余りのことに動揺する雉奴だが裴行倹は「勅命を撤回して下さい」と流血しながら頭を打ち続けるのだった。

 

~我的感想~

 前回もそうですけど高陽公主が人の心の奥底を突き動かし自分の復讐の為に利用すべく立ち振る舞う姿が見所です。

 雉奴、媚娘それぞれの想いに刺さる言葉で刺激してやんわり接したり激しく迫ったりと凄腕です。

 遺詔に火をつけたもののこれは使えると思ったのか燃やすのをやめいてそれを媚娘に見せる残酷さが怖いです。

 弁機を処刑された怨みと復讐が高陽公主を動かしているのでしょうが媚娘を雉奴の元に行かせることで何がどうなるのかがわからない。

 

 媚娘が太宗の遺詔を見てしまいましたが媚娘でなくても正気を失ってしまうでしょうね。

媚娘にとって太宗との愛は美しい想い出でこれまでもこれから先も心の支えになるものだったはずなのにこれほどの非情な内容は多分先帝への想いも崩れていくのを感じたのではないでしょうか。

 個人的にはもちろん媚娘に想いに共感しつつ、でも唐の皇帝という立場だった太宗からすれば不吉な存在とされてしまっている媚娘の子が産まれた場合の朝廷、後宮や人民への影響を考えると死を待つ床で非情な最終判断をせざるを得なかったのかもしれないという思いも持ちました。

 

 雉奴が媚娘を愛おしく見つめるシーンは輝くセットと相まって美しいのですが、人生最愛の人が自分の所に来てくれた感激の思いでいっぱいの雉奴と復讐の為には雉奴の元に行くしかない媚娘、お互いの気持ちが違い過ぎて美しくも切ないものに感じました。

 

 媚娘を昭義に冊立宣言時のお衣装が豪華で美しすぎて眼福眼福。

ずっとファンビンビンさんを見てると彼女の美しさに目が慣れてしまうのですが、改めて美しさと華やかさに見とれてしまいます。

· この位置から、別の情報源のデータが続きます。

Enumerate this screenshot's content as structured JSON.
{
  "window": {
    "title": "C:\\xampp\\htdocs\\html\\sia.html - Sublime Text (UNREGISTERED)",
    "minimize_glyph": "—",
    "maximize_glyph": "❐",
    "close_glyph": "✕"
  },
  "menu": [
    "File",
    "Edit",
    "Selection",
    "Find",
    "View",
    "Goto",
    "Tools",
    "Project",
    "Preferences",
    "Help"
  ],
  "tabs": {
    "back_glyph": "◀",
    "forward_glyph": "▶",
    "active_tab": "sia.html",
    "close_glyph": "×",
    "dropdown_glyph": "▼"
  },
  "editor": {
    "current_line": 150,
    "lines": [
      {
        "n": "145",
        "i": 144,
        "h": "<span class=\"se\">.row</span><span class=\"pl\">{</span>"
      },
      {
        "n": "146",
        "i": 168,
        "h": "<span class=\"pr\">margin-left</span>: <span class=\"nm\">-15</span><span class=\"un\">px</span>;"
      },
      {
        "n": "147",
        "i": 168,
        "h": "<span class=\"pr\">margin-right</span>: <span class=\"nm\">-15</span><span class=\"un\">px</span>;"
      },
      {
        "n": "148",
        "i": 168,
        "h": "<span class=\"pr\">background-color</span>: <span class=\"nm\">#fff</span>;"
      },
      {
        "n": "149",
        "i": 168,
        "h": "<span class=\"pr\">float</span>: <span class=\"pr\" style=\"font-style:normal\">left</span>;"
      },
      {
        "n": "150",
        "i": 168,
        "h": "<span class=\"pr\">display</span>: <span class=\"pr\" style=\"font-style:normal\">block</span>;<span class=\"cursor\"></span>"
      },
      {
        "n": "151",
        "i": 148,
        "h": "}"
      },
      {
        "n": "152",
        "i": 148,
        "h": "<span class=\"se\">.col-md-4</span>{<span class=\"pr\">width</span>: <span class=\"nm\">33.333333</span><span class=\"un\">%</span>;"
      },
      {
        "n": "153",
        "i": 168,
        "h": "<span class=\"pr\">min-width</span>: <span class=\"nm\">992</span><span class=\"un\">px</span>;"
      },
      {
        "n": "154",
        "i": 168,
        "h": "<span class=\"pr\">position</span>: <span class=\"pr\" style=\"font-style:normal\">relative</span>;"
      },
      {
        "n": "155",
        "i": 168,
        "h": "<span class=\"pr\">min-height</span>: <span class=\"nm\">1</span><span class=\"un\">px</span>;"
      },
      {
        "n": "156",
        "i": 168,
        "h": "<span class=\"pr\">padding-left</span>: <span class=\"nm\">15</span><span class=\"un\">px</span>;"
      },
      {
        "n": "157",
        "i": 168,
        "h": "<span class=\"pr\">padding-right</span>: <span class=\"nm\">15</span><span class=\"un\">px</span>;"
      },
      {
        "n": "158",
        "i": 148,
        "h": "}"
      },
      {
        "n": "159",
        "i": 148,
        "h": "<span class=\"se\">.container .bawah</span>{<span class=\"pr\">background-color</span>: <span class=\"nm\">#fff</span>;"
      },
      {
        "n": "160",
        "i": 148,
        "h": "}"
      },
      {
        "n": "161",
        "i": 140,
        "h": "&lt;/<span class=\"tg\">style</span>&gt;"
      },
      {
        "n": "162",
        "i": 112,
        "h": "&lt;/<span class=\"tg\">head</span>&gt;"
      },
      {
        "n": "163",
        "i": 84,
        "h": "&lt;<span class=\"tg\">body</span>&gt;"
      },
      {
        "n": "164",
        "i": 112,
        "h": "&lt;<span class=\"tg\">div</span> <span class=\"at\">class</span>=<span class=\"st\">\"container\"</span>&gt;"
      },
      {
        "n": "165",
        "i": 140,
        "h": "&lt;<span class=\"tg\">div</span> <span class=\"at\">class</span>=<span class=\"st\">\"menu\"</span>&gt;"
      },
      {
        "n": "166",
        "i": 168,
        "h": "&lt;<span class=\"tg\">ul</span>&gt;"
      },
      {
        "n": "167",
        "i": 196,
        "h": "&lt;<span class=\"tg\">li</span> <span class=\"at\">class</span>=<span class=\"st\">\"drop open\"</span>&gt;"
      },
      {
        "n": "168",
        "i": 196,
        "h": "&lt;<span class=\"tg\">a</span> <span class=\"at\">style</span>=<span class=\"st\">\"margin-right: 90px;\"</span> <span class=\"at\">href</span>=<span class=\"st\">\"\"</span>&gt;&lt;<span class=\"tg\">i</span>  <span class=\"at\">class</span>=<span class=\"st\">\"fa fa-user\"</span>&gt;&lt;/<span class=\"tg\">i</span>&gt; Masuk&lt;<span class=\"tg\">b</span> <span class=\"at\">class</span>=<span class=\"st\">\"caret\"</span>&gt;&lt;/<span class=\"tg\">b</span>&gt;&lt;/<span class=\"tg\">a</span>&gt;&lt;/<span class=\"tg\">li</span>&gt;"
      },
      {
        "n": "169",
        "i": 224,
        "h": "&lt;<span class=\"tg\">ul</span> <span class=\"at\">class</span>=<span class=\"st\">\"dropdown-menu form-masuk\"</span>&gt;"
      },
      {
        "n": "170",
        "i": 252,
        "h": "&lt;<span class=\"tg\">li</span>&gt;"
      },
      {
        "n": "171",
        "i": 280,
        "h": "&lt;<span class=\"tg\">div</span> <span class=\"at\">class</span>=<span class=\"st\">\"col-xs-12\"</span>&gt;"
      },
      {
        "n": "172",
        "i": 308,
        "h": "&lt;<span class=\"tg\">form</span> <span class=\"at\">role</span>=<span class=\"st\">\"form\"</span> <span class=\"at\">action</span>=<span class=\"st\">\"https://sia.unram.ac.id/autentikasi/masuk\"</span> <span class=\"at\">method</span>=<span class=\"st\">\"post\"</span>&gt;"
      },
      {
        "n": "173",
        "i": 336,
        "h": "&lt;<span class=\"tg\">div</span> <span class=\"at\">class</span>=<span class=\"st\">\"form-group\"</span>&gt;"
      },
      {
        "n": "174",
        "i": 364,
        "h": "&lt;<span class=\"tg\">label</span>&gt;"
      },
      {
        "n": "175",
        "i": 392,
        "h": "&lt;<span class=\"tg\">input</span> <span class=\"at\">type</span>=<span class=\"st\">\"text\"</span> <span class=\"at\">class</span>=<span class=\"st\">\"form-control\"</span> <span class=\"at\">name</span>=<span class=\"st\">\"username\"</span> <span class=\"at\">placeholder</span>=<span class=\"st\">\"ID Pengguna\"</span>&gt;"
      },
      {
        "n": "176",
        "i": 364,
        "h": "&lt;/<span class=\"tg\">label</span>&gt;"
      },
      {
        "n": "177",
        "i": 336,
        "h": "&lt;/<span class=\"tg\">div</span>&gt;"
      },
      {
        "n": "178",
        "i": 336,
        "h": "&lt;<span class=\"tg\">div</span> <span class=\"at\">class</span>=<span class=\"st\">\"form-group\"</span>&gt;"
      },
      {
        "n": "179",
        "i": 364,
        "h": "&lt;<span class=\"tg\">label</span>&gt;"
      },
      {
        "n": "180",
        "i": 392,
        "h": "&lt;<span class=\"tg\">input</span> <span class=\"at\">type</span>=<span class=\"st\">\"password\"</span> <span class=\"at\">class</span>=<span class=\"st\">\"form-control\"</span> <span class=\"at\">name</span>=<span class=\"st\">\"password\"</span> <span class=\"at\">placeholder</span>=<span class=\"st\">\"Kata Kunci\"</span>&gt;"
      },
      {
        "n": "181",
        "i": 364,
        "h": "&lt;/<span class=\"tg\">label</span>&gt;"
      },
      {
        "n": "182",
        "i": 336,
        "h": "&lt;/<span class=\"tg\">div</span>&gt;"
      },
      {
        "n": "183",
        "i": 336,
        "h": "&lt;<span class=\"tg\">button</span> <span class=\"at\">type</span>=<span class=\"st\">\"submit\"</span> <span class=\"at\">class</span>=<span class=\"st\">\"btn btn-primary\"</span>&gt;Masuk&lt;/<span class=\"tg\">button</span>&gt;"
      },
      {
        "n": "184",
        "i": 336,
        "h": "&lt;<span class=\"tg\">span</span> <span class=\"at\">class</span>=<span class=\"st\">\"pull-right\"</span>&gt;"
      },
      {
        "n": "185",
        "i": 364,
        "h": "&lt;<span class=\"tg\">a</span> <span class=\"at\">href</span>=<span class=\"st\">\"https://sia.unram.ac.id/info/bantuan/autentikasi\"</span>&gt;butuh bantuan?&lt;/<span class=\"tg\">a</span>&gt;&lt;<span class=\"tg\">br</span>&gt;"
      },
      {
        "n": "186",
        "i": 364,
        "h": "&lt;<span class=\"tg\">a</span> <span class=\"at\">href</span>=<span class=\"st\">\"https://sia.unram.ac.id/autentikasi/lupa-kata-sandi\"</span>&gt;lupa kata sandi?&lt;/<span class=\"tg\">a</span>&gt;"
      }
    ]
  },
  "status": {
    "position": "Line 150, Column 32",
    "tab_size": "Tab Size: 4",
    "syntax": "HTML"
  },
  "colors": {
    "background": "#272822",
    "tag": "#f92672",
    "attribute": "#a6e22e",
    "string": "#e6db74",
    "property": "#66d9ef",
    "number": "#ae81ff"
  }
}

頭の飾りもすごいので撮影は大変だっただろうなと思います。

 

物語としてはこれから波乱含みですね。

長孫無忌も皇后も蕭淑妃も黙っていないと思いますし媚娘も復讐するために策を練っていくでしょう。

昭儀冊立宣言の時にはすでに覚悟を決めた媚娘の表情になってました、凛として格好よかったです。

いつまでも高陽公主の駒でい続ける媚娘ではないと思うのでどこで変わるのか楽しみです。